Together with its companion The Hound of the Baskervilles, The Sign of Four was first broadcast in the USA in December 1983 on the pay-tv channel HBO and only much later in the UK on ITV's competitor Channel 4. Because the Granada series with Jeremy Brett had already aired by that time in England, it failed to make much of an impression and the American audience was likewise not particularly impressed. In Germany, both movies had been licensed and dubbed by the ZDF, whose first broadcasts at the end of the 1980s even included the original soundtrack alongside the dub in multichannel mode.
In the end, the appearance of Ian Richardson as Sherlock Holmes, who had sadly died in 2007 at the age of only 72, was only short-lived because the producers Sy Weintraub and Otto Plaschkes had chosen to rather take the settlement money from their lawsuit with Granada than continuing their own series, which would have to work hard against the British competition. It would have been interesting to see how other stories were filmed in this series, but Granada's takeover with Jeremy Brett was exactly the right thing to happen.
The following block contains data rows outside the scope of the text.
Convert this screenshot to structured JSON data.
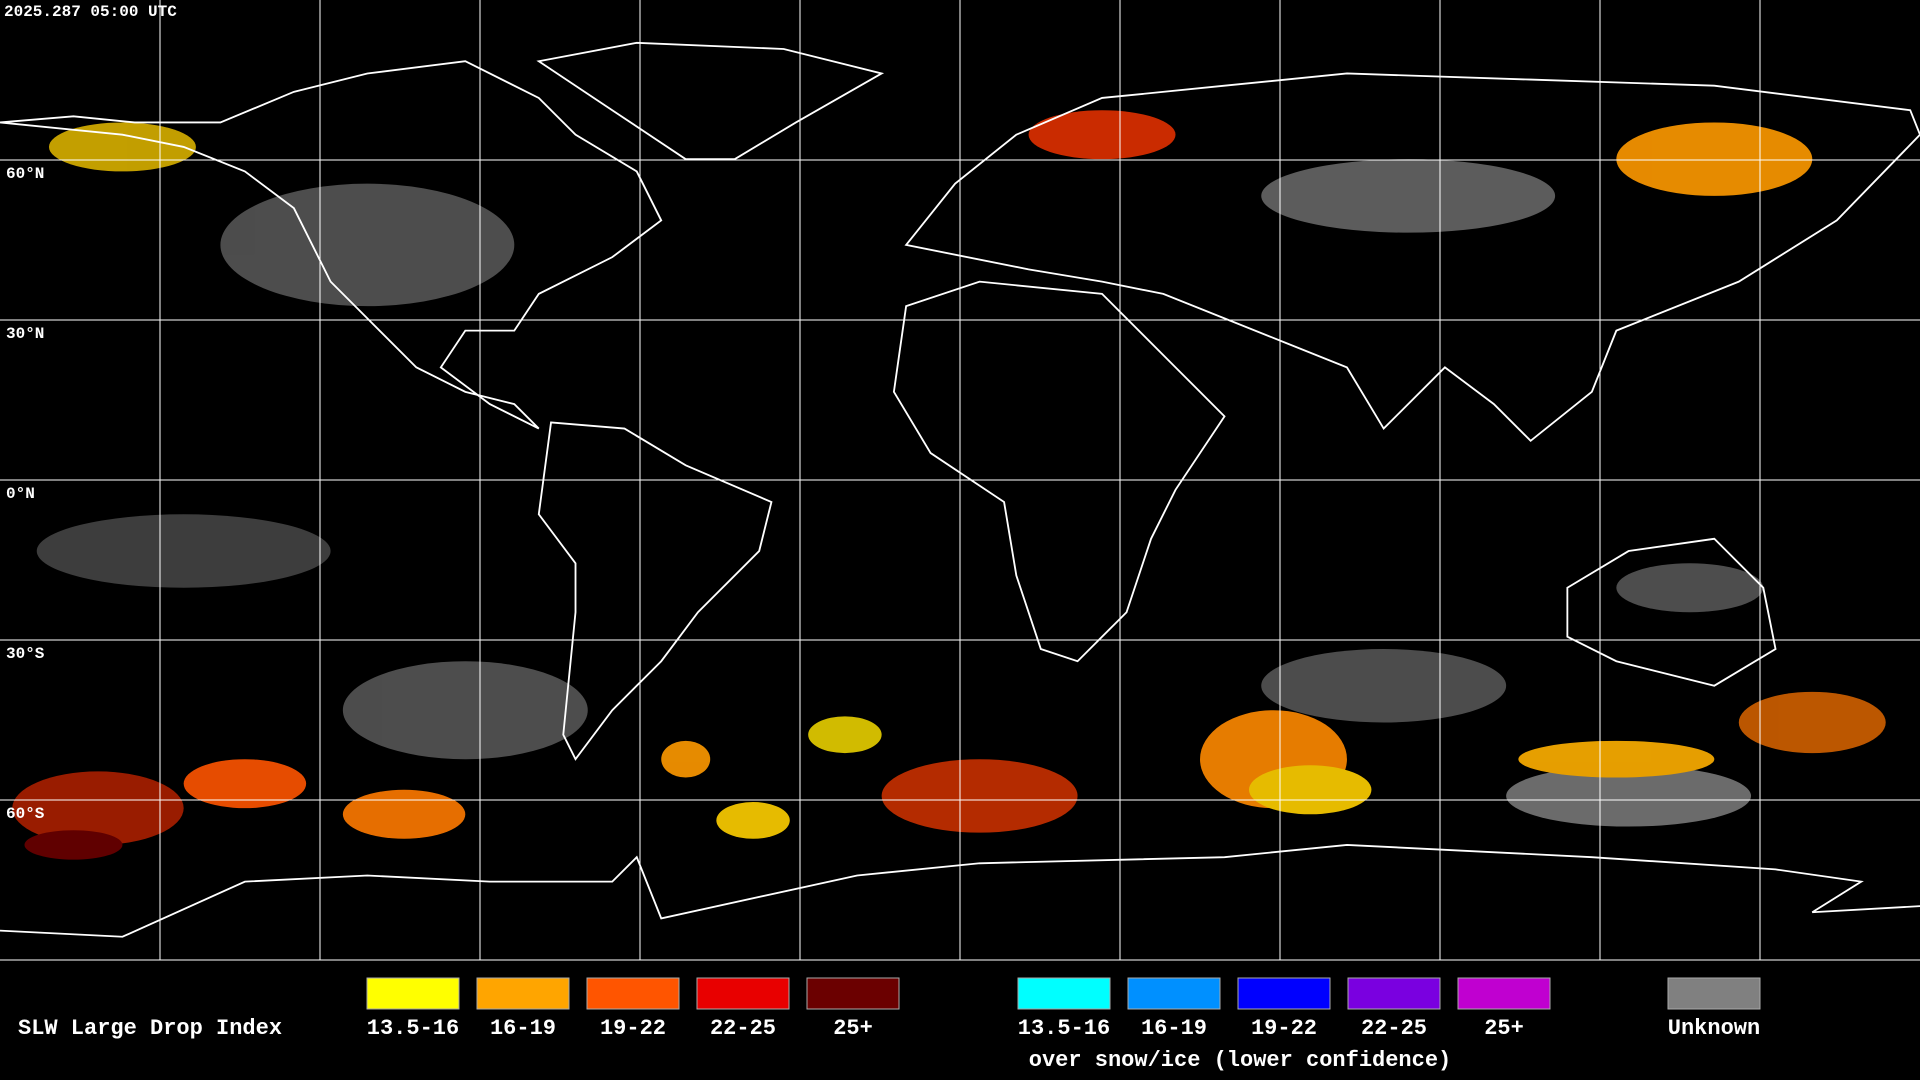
{
  "header": {
    "timestamp": "2025.287 05:00 UTC"
  },
  "map": {
    "latitude_labels": [
      "60°N",
      "30°N",
      "0°N",
      "30°S",
      "60°S"
    ]
  },
  "legend": {
    "title": "SLW Large Drop Index",
    "items": [
      {
        "label": "13.5-16",
        "color": "#ffff00"
      },
      {
        "label": "16-19",
        "color": "#ffa500"
      },
      {
        "label": "19-22",
        "color": "#ff5500"
      },
      {
        "label": "22-25",
        "color": "#e80000"
      },
      {
        "label": "25+",
        "color": "#6b0000"
      }
    ],
    "snow_items": [
      {
        "label": "13.5-16",
        "color": "#00ffff"
      },
      {
        "label": "16-19",
        "color": "#0090ff"
      },
      {
        "label": "19-22",
        "color": "#0000ff"
      },
      {
        "label": "22-25",
        "color": "#7a00e0"
      },
      {
        "label": "25+",
        "color": "#c000d0"
      }
    ],
    "snow_caption": "over snow/ice (lower confidence)",
    "unknown": {
      "label": "Unknown",
      "color": "#808080"
    }
  }
}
The Ian Richardson incarnations of The Sign of Four and The Hound of the Baskervilles had already been released on DVD in the USA and England in 2000 and while the British release reviewed in this article seems to be out of print, it might be worth tracking down instead of the overpriced US disc. Despite being a low-budget release from an unknown studio, image and sound are acceptable, if not perfect on this disc, but certainly watchable. There are numerous releases in Germany, some of which do not contain the original soundtrack and even one Blu-Ray which was upconverted from and old analogue videotape, so these are best avoided in favour of this British disc.
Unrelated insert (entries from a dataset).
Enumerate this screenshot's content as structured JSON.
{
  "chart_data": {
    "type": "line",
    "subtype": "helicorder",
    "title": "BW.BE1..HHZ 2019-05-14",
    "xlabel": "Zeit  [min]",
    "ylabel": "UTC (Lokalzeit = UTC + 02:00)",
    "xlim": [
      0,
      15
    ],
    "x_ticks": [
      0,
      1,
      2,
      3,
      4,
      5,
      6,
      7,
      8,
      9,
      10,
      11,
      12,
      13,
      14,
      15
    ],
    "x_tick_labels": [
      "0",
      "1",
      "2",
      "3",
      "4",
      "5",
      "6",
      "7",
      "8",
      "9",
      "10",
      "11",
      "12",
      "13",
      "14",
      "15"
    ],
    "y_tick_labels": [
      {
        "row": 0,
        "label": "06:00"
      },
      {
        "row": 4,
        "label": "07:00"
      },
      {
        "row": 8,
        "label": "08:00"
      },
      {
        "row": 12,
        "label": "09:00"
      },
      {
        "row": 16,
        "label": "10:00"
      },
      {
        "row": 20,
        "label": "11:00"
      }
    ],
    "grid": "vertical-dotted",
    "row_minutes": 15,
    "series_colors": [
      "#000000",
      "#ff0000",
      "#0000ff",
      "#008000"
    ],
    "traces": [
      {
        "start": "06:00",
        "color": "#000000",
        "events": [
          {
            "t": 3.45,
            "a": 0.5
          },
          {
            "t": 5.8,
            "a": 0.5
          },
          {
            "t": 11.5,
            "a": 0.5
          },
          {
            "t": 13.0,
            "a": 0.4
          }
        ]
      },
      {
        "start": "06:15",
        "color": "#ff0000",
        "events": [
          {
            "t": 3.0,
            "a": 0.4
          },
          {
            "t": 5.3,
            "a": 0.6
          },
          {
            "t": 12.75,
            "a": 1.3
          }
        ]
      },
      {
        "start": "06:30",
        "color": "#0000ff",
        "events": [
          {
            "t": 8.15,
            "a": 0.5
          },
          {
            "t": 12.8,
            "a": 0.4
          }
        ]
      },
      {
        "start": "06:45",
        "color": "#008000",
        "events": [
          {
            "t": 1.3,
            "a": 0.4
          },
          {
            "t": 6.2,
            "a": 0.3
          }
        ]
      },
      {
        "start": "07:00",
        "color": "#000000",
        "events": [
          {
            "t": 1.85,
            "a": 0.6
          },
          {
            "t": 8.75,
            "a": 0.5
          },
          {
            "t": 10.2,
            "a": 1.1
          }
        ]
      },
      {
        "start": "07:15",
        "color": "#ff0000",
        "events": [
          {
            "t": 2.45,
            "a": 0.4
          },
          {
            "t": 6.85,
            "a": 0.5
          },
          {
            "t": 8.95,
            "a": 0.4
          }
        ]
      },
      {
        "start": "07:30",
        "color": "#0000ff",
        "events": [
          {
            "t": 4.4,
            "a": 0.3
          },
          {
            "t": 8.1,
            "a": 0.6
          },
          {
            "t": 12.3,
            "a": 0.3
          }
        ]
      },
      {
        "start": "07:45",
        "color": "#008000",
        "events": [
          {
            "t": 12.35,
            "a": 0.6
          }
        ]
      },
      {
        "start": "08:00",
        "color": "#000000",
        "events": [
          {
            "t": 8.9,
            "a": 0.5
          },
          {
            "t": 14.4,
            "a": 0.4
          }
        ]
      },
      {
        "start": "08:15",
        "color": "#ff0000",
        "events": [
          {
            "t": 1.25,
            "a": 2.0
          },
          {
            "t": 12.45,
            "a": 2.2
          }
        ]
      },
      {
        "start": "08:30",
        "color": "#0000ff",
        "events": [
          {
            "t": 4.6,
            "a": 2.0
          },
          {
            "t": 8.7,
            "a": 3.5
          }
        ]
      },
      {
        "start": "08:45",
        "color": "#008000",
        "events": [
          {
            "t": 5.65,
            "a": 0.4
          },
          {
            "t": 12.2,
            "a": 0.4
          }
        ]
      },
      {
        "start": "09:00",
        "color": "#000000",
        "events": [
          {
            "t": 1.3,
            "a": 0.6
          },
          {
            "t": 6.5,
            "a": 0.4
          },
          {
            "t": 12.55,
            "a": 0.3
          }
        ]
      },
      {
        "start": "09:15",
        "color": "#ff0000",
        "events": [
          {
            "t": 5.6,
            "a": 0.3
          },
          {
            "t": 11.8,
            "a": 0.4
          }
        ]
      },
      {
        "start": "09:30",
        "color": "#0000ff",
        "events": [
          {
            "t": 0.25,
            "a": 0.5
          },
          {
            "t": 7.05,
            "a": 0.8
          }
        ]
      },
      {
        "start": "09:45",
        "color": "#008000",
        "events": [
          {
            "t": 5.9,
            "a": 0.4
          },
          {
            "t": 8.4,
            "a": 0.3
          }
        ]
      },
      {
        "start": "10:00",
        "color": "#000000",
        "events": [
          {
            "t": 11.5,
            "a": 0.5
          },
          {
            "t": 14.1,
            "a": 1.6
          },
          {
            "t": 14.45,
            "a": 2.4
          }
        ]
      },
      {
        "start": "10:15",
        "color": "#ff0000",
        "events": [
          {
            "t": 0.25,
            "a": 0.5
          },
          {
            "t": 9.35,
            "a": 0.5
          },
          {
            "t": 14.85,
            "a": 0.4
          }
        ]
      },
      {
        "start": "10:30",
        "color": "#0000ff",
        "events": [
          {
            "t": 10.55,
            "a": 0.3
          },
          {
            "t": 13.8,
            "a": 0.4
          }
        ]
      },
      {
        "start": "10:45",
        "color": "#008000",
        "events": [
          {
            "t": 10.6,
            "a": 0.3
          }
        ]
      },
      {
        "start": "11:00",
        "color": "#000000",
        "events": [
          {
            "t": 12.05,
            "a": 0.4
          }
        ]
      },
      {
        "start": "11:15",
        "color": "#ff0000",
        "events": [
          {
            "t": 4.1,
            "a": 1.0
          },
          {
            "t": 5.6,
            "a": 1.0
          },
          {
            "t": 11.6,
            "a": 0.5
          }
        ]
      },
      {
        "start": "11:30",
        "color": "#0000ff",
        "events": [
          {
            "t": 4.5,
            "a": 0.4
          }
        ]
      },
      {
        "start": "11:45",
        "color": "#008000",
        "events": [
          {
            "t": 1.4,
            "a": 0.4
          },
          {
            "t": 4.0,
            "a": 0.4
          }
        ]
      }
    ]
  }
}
Although this DVD seems to be a low budget production from a license dealer, the image quality is not as bad as expected. According to the british rights owner Zia Films the movie was remastered in 1999, so that this DVD does not contain an old video master from the 1980s, but an at least somewhat newer transfer of the 35mm material.
The film sources were not completely clean and sometimes exhibit dropouts in the form of white and black dust and dirt, but has otherwise no other noticeable damages and looks surprisingly clean. For a 35mm production, sharpness is not the best, but this is probably caused by the older transfer equipment. Detail is, however, still on an acceptable level for a digital transfer and there is still a healthy amount of film grain visible. No additional sharpening has been applied, which also causes the transfer to appear slightly soft.
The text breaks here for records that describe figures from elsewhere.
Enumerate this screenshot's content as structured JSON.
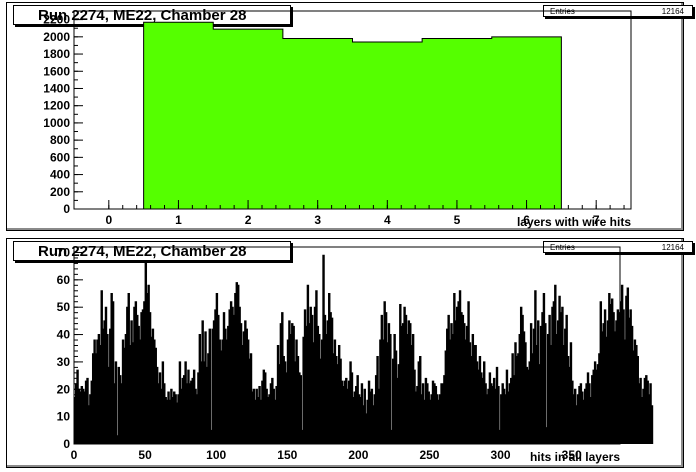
{
  "chart_data": [
    {
      "type": "bar",
      "title": "Run 2274, ME22, Chamber 28",
      "stats": {
        "label": "Entries",
        "value": "12164"
      },
      "xlabel": "layers with wire hits",
      "ylabel": "",
      "xlim": [
        -0.5,
        7.5
      ],
      "ylim": [
        0,
        2300
      ],
      "xticks": [
        0,
        1,
        2,
        3,
        4,
        5,
        6,
        7
      ],
      "yticks": [
        0,
        200,
        400,
        600,
        800,
        1000,
        1200,
        1400,
        1600,
        1800,
        2000,
        2200
      ],
      "x": [
        1,
        2,
        3,
        4,
        5,
        6
      ],
      "values": [
        2170,
        2090,
        1980,
        1940,
        1980,
        2000
      ],
      "bin_width": 1,
      "fill_color": "#55ff00"
    },
    {
      "type": "bar",
      "title": "Run 2274, ME22, Chamber 28",
      "stats": {
        "label": "Entries",
        "value": "12164"
      },
      "xlabel": "hits in all layers",
      "ylabel": "",
      "xlim": [
        0,
        384
      ],
      "ylim": [
        0,
        72
      ],
      "xticks": [
        0,
        50,
        100,
        150,
        200,
        250,
        300,
        350
      ],
      "yticks": [
        0,
        10,
        20,
        30,
        40,
        50,
        60,
        70
      ],
      "x_start": 0,
      "bin_width": 1,
      "values": [
        17,
        22,
        27,
        20,
        19,
        21,
        20,
        19,
        23,
        24,
        14,
        18,
        23,
        33,
        38,
        33,
        38,
        40,
        36,
        56,
        42,
        45,
        50,
        40,
        28,
        42,
        55,
        52,
        22,
        30,
        3,
        28,
        25,
        22,
        38,
        35,
        40,
        50,
        55,
        36,
        45,
        37,
        50,
        52,
        47,
        43,
        38,
        48,
        49,
        52,
        67,
        55,
        58,
        48,
        39,
        42,
        38,
        35,
        28,
        22,
        26,
        20,
        30,
        22,
        17,
        16,
        19,
        16,
        20,
        17,
        19,
        18,
        15,
        18,
        30,
        20,
        24,
        25,
        30,
        22,
        27,
        22,
        23,
        24,
        27,
        20,
        18,
        26,
        40,
        30,
        45,
        30,
        41,
        28,
        33,
        42,
        5,
        42,
        45,
        49,
        55,
        47,
        38,
        34,
        38,
        48,
        42,
        38,
        43,
        49,
        52,
        50,
        47,
        55,
        59,
        58,
        50,
        44,
        36,
        41,
        45,
        42,
        38,
        31,
        33,
        19,
        20,
        16,
        20,
        17,
        21,
        16,
        23,
        27,
        26,
        20,
        17,
        18,
        22,
        24,
        20,
        16,
        21,
        36,
        29,
        44,
        48,
        32,
        30,
        26,
        38,
        45,
        40,
        44,
        43,
        30,
        38,
        32,
        26,
        25,
        5,
        39,
        49,
        43,
        58,
        44,
        50,
        47,
        37,
        50,
        56,
        43,
        40,
        31,
        38,
        69,
        47,
        40,
        45,
        55,
        48,
        46,
        33,
        38,
        32,
        29,
        36,
        31,
        23,
        21,
        23,
        24,
        20,
        23,
        30,
        26,
        17,
        19,
        21,
        25,
        18,
        17,
        22,
        14,
        20,
        11,
        16,
        23,
        19,
        20,
        14,
        18,
        25,
        32,
        20,
        38,
        47,
        38,
        52,
        48,
        37,
        44,
        40,
        5,
        31,
        40,
        34,
        24,
        29,
        51,
        43,
        44,
        50,
        47,
        40,
        45,
        44,
        36,
        40,
        27,
        19,
        21,
        30,
        32,
        18,
        22,
        16,
        24,
        22,
        19,
        16,
        18,
        23,
        22,
        21,
        18,
        16,
        18,
        22,
        22,
        25,
        34,
        42,
        47,
        38,
        44,
        40,
        55,
        45,
        50,
        52,
        56,
        48,
        47,
        44,
        38,
        43,
        52,
        37,
        32,
        40,
        36,
        36,
        30,
        27,
        32,
        26,
        24,
        30,
        22,
        18,
        20,
        26,
        22,
        21,
        24,
        20,
        28,
        21,
        5,
        18,
        22,
        20,
        18,
        27,
        19,
        22,
        24,
        33,
        25,
        37,
        32,
        33,
        40,
        50,
        47,
        41,
        37,
        28,
        27,
        30,
        44,
        33,
        42,
        56,
        36,
        45,
        29,
        43,
        48,
        55,
        44,
        6,
        40,
        47,
        36,
        50,
        52,
        58,
        40,
        45,
        54,
        48,
        50,
        36,
        42,
        47,
        32,
        28,
        37,
        23,
        18,
        20,
        14,
        18,
        21,
        22,
        19,
        16,
        20,
        22,
        26,
        22,
        17,
        25,
        27,
        30,
        27,
        29,
        33,
        52,
        41,
        44,
        49,
        39,
        45,
        55,
        51,
        53,
        48,
        41,
        45,
        49,
        48,
        52,
        58,
        49,
        38,
        54,
        57,
        46,
        49,
        43,
        34,
        38,
        36,
        32,
        22,
        24,
        17,
        20,
        24,
        25,
        23,
        18,
        22,
        14
      ]
    }
  ]
}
The image is not always completely rock steady, but there is no problematic wobbling or shaking at all. The colour timing is excellent, looking very natural, if sometimes a bit subdued like the Granada series, but not faded at all and very accudate on skin colours. Brighness and contrast are well-balanced too and even the compression is faultless, using an average bitrate of more than 5 mbit/s, causing no problems at all.
It may not be the best-looking DVD, but considering how terrible the earlier television broadcasts of the movie once looked, this transfer is still more than acceptable and certainly does the movie justice.